Or structurer ces données (toutes les données !), les articuler autour d’autorités qui en assureront la cohérence, les exploiter, les visualiser, tout cela réclame de nouveaux savoir-faire que commencent à aborder les experts du RDA et de FRBR. Ces savoir-faire sont également appelés à se développer dans quatre domaines au moins :

  • Evidemment les acteurs des gigantesques réservoirs de données de bibliothèques : l’ABES, OCLC, la BnF, etc.
  • Le domaine de la publication de la recherche, qui demande un accompagnement des chercheurs pour assurer une telle structuration (nettoyage des données, accordement avec des autorités, etc.)  : Olivier Le Deuff en a fait un projet qui réclame d’associer bibliothécaires et chercheurs, Hubic.
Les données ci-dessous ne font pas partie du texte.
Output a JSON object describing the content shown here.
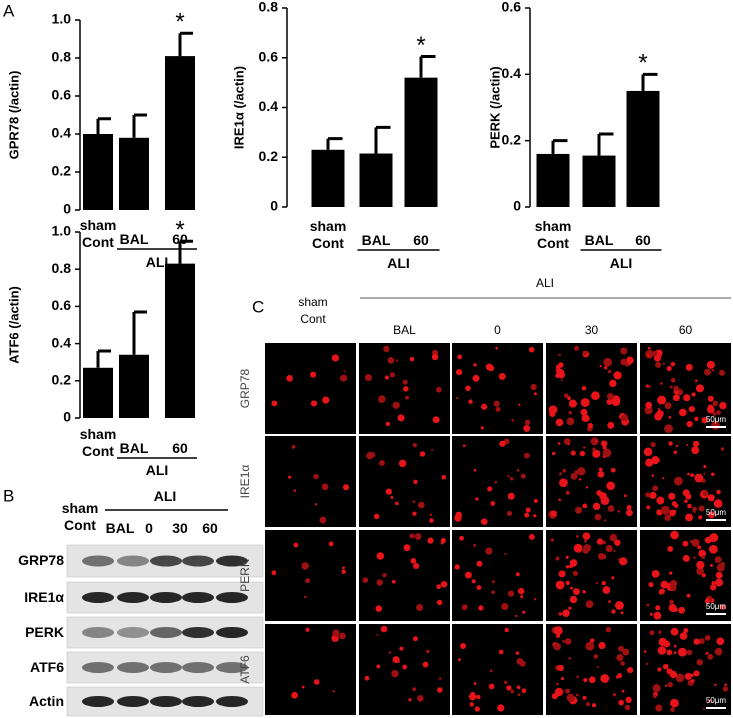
{
  "panel_a": {
    "label": "A"
  },
  "chart_data": [
    {
      "type": "bar",
      "ylabel": "GPR78 (/actin)",
      "categories": [
        "sham Cont",
        "BAL",
        "60"
      ],
      "group_label": "ALI",
      "values": [
        0.4,
        0.38,
        0.81
      ],
      "errors": [
        0.08,
        0.12,
        0.12
      ],
      "color": "#000000",
      "marker": "*",
      "significant": [
        false,
        false,
        true
      ],
      "ylim": [
        0,
        1.0
      ],
      "yticks": [
        0,
        0.2,
        0.4,
        0.6,
        0.8,
        {
          "value": 1.0,
          "label": "1.0"
        }
      ]
    },
    {
      "type": "bar",
      "ylabel": "IRE1α (/actin)",
      "categories": [
        "sham Cont",
        "BAL",
        "60"
      ],
      "group_label": "ALI",
      "values": [
        0.23,
        0.215,
        0.52
      ],
      "errors": [
        0.045,
        0.105,
        0.085
      ],
      "color": "#000000",
      "marker": "*",
      "significant": [
        false,
        false,
        true
      ],
      "ylim": [
        0,
        0.8
      ],
      "yticks": [
        0,
        0.2,
        0.4,
        0.6,
        0.8
      ]
    },
    {
      "type": "bar",
      "ylabel": "PERK (/actin)",
      "categories": [
        "sham Cont",
        "BAL",
        "60"
      ],
      "group_label": "ALI",
      "values": [
        0.16,
        0.155,
        0.35
      ],
      "errors": [
        0.04,
        0.065,
        0.05
      ],
      "color": "#000000",
      "marker": "*",
      "significant": [
        false,
        false,
        true
      ],
      "ylim": [
        0,
        0.6
      ],
      "yticks": [
        0,
        0.2,
        0.4,
        0.6
      ]
    },
    {
      "type": "bar",
      "ylabel": "ATF6 (/actin)",
      "categories": [
        "sham Cont",
        "BAL",
        "60"
      ],
      "group_label": "ALI",
      "values": [
        0.27,
        0.34,
        0.83
      ],
      "errors": [
        0.09,
        0.23,
        0.12
      ],
      "color": "#000000",
      "marker": "*",
      "significant": [
        false,
        false,
        true
      ],
      "ylim": [
        0,
        1.0
      ],
      "yticks": [
        0,
        0.2,
        0.4,
        0.6,
        0.8,
        {
          "value": 1.0,
          "label": "1.0"
        }
      ]
    }
  ],
  "panel_b": {
    "label": "B",
    "control": "sham Cont",
    "group": "ALI",
    "lanes": [
      "BAL",
      "0",
      "30",
      "60"
    ],
    "rows": [
      "GRP78",
      "IRE1α",
      "PERK",
      "ATF6",
      "Actin"
    ]
  },
  "panel_c": {
    "label": "C",
    "control": "sham Cont",
    "group": "ALI",
    "columns": [
      "BAL",
      "0",
      "30",
      "60"
    ],
    "rows": [
      "GRP78",
      "IRE1α",
      "PERK",
      "ATF6"
    ],
    "scale_bar": "50μm"
  }
}
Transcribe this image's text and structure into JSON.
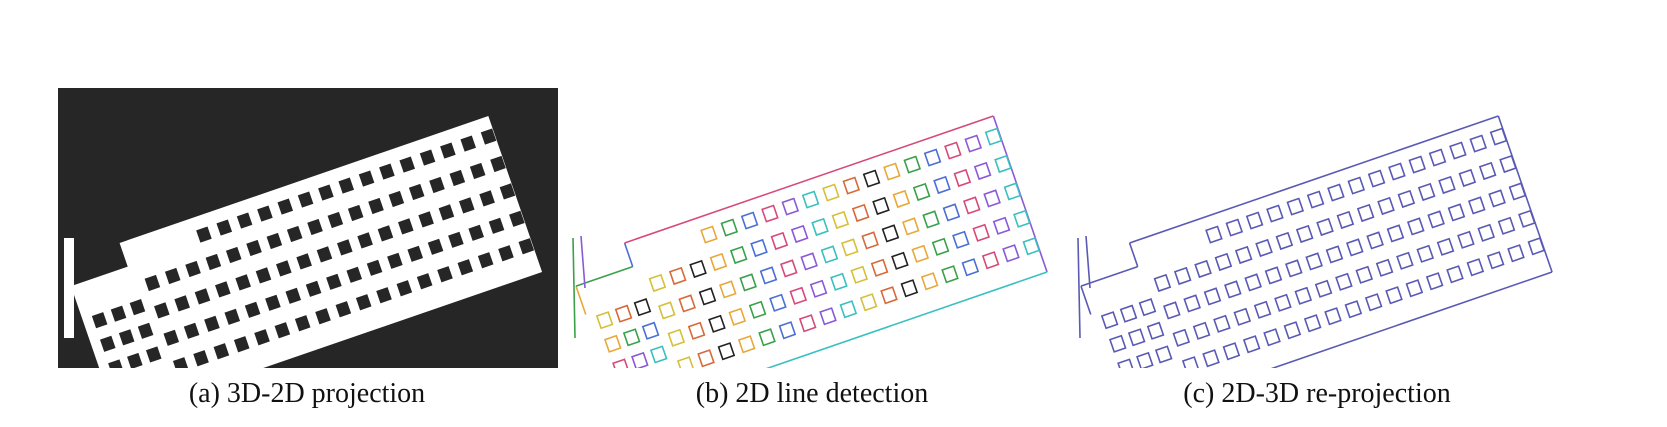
{
  "figure": {
    "panels": [
      {
        "id": "a",
        "caption": "(a) 3D-2D projection",
        "style": "binary-mask",
        "bg": "#262626",
        "fg": "#ffffff"
      },
      {
        "id": "b",
        "caption": "(b) 2D line detection",
        "style": "multicolor-lines",
        "colors": [
          "#e8a83a",
          "#3aa04a",
          "#4a6fd6",
          "#d64a7a",
          "#8a5ad6",
          "#3ac0c0",
          "#d6c03a",
          "#d66a3a",
          "#222222"
        ]
      },
      {
        "id": "c",
        "caption": "(c) 2D-3D re-projection",
        "style": "single-color-lines",
        "line_color": "#5a5ab4"
      }
    ]
  }
}
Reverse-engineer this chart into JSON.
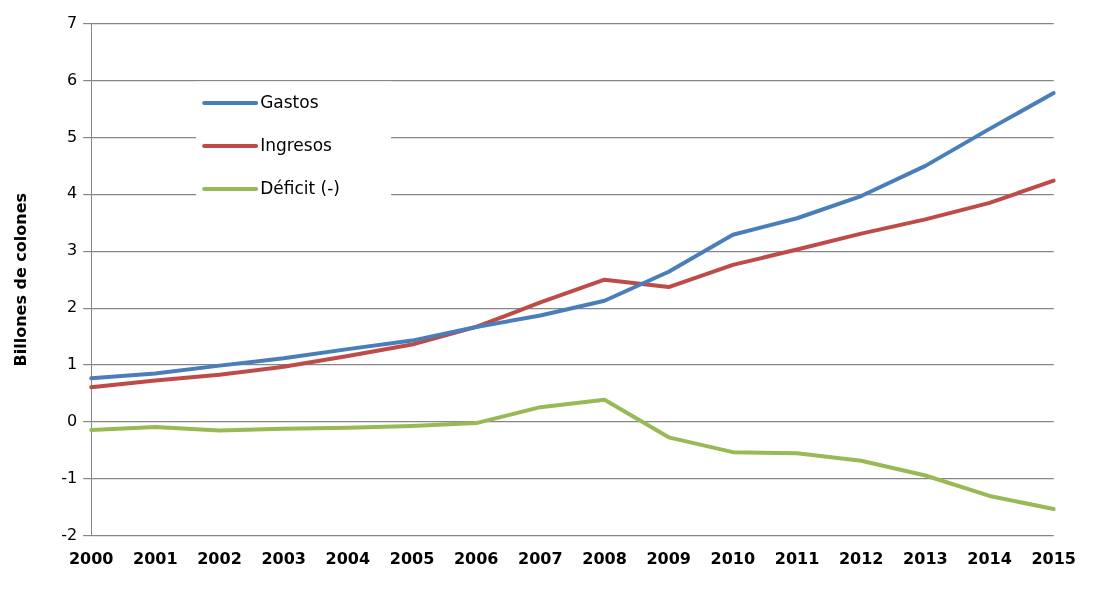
{
  "chart_data": {
    "type": "line",
    "ylabel": "Billones de colones",
    "categories": [
      "2000",
      "2001",
      "2002",
      "2003",
      "2004",
      "2005",
      "2006",
      "2007",
      "2008",
      "2009",
      "2010",
      "2011",
      "2012",
      "2013",
      "2014",
      "2015"
    ],
    "series": [
      {
        "name": "Gastos",
        "color": "#4a7ebb",
        "values": [
          0.77,
          0.85,
          0.99,
          1.12,
          1.28,
          1.43,
          1.67,
          1.87,
          2.13,
          2.64,
          3.29,
          3.58,
          3.97,
          4.5,
          5.15,
          5.78
        ]
      },
      {
        "name": "Ingresos",
        "color": "#be4b48",
        "values": [
          0.61,
          0.73,
          0.83,
          0.97,
          1.16,
          1.36,
          1.67,
          2.1,
          2.5,
          2.37,
          2.76,
          3.03,
          3.31,
          3.56,
          3.85,
          4.24
        ]
      },
      {
        "name": "Déficit (-)",
        "color": "#98b954",
        "values": [
          -0.14,
          -0.09,
          -0.15,
          -0.12,
          -0.1,
          -0.07,
          -0.02,
          0.26,
          0.39,
          -0.27,
          -0.53,
          -0.55,
          -0.68,
          -0.94,
          -1.3,
          -1.53
        ]
      }
    ],
    "ylim": [
      -2,
      7
    ],
    "yticks": [
      -2,
      -1,
      0,
      1,
      2,
      3,
      4,
      5,
      6,
      7
    ],
    "grid": "y",
    "legend": "top left",
    "marker": "none",
    "line_style": "solid"
  }
}
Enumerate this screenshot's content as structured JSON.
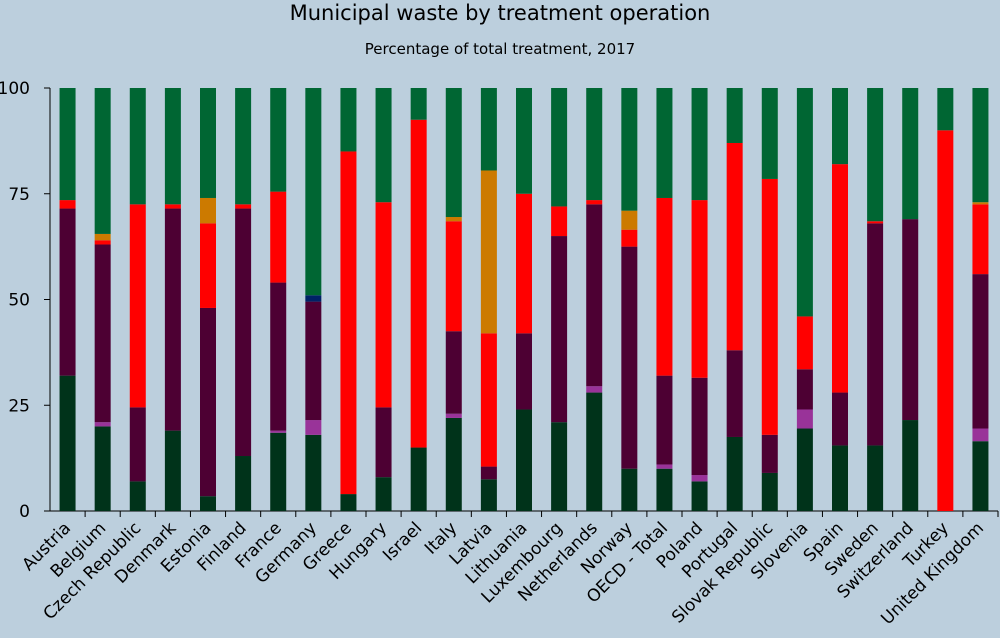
{
  "chart_data": {
    "type": "bar",
    "stacked": true,
    "title": "Municipal waste by treatment operation",
    "subtitle": "Percentage of total treatment, 2017",
    "xlabel": "",
    "ylabel": "",
    "ylim": [
      0,
      100
    ],
    "yticks": [
      "0",
      "25",
      "50",
      "75",
      "100"
    ],
    "grid": false,
    "categories": [
      "Austria",
      "Belgium",
      "Czech Republic",
      "Denmark",
      "Estonia",
      "Finland",
      "France",
      "Germany",
      "Greece",
      "Hungary",
      "Israel",
      "Italy",
      "Latvia",
      "Lithuania",
      "Luxembourg",
      "Netherlands",
      "Norway",
      "OECD - Total",
      "Poland",
      "Portugal",
      "Slovak Republic",
      "Slovenia",
      "Spain",
      "Sweden",
      "Switzerland",
      "Turkey",
      "United Kingdom"
    ],
    "series": [
      {
        "color": "#00331a",
        "values": [
          32,
          20,
          7,
          19,
          3.5,
          13,
          18.5,
          18,
          4,
          8,
          15,
          22,
          7.5,
          24,
          21,
          28,
          10,
          10,
          7,
          17.5,
          9,
          19.5,
          15.5,
          15.5,
          21.5,
          0,
          16.5
        ]
      },
      {
        "color": "#993399",
        "values": [
          0,
          1,
          0,
          0,
          0,
          0,
          0.5,
          3.5,
          0,
          0,
          0,
          1,
          0,
          0,
          0,
          1.5,
          0,
          1,
          1.5,
          0,
          0,
          4.5,
          0,
          0,
          0,
          0,
          3
        ]
      },
      {
        "color": "#4d0033",
        "values": [
          39.5,
          42,
          17.5,
          52.5,
          44.5,
          58.5,
          35,
          28,
          0,
          16.5,
          0,
          19.5,
          3,
          18,
          44,
          43,
          52.5,
          21,
          23,
          20.5,
          9,
          9.5,
          12.5,
          52.5,
          47.5,
          0,
          36.5
        ]
      },
      {
        "color": "#002266",
        "values": [
          0,
          0,
          0,
          0,
          0,
          0,
          0,
          1.5,
          0,
          0,
          0,
          0,
          0,
          0,
          0,
          0,
          0,
          0,
          0,
          0,
          0,
          0,
          0,
          0,
          0,
          0,
          0
        ]
      },
      {
        "color": "#ff0000",
        "values": [
          2,
          1,
          48,
          1,
          20,
          1,
          21.5,
          0,
          81,
          48.5,
          77.5,
          26,
          31.5,
          33,
          7,
          1,
          4,
          42,
          42,
          49,
          60.5,
          12.5,
          54,
          0.5,
          0,
          90,
          16.5
        ]
      },
      {
        "color": "#cc7a00",
        "values": [
          0,
          1.5,
          0,
          0,
          6,
          0,
          0,
          0,
          0,
          0,
          0,
          1,
          38.5,
          0,
          0,
          0,
          4.5,
          0,
          0,
          0,
          0,
          0,
          0,
          0,
          0,
          0,
          0.5
        ]
      },
      {
        "color": "#006633",
        "values": [
          26.5,
          34.5,
          27.5,
          27.5,
          26,
          27.5,
          24.5,
          49,
          15,
          27,
          7.5,
          30.5,
          19.5,
          25,
          28,
          26.5,
          29,
          26,
          26.5,
          13,
          21.5,
          54,
          18,
          31.5,
          31,
          10,
          27
        ]
      }
    ]
  }
}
Parallèlement, l’exploitation ultérieure des données de la recherche est un champ important de développement d’outils, de techniques, voire de concepts, comme on le devine à travers les « Humanités numériques » émergentes et protéiformes. N’est-ce pas ce type de profil que désigne ce nouveau type de profil d’emploi, data librarian ou bibliothécaire de données ?
  • Les industries ou agences de l’information (des moteurs de recherche aux réseaux sociaux, en passant par tous les organismes publics appelés à traiter des données statistiques – notamment –  de multiples origines) sont également friandes des experts en nettoyage et structuration de données, et les plus grandes écoles du monde en sciences de l’information (réunies dans le réseau iSchool ) savent désormais que leurs diplômés doivent élargir leur profil au-delà des bibliothèques et de la documentation, et l’affirment sans ambages : désormais, elles forment des « data scientists » !
  • Enfin les équipes bibliographiques des établissements ayant mission en ce sens, compte tenu du caractère rare ou singulier de leurs collections : les catalogueurs vont devoir affronter un singulier changement de méthodes, mais aussi de périmètre !

Bref, de nouveaux profils commencent à apparaître avec force (de tous niveaux, experts et techniciens), et il est clair que le traitement de la donnée va transformer nombre de bibliothécaires de demain (et pas seulement eux !). Data librarians ou « bibliothécaires de données » – et data scientists dans le contexte des industries de l’information –  sont les nouveaux soutiers de ce monde envahi de données, chargés de mettre en ordre cette prolifération, dans le domaine de la recherche, de la statistique, de l’information bibliographique, e tutti quanti !… Cette orientation est bien autre chose que le retour du vénérable catalogueur : ce dernier donnait à lire « sa » collection, le bibliothécaire de données veut donner à lire le monde ! Peut-être en revanche est-ce là  un nouvel avatar de la bibliothèque de Babel ?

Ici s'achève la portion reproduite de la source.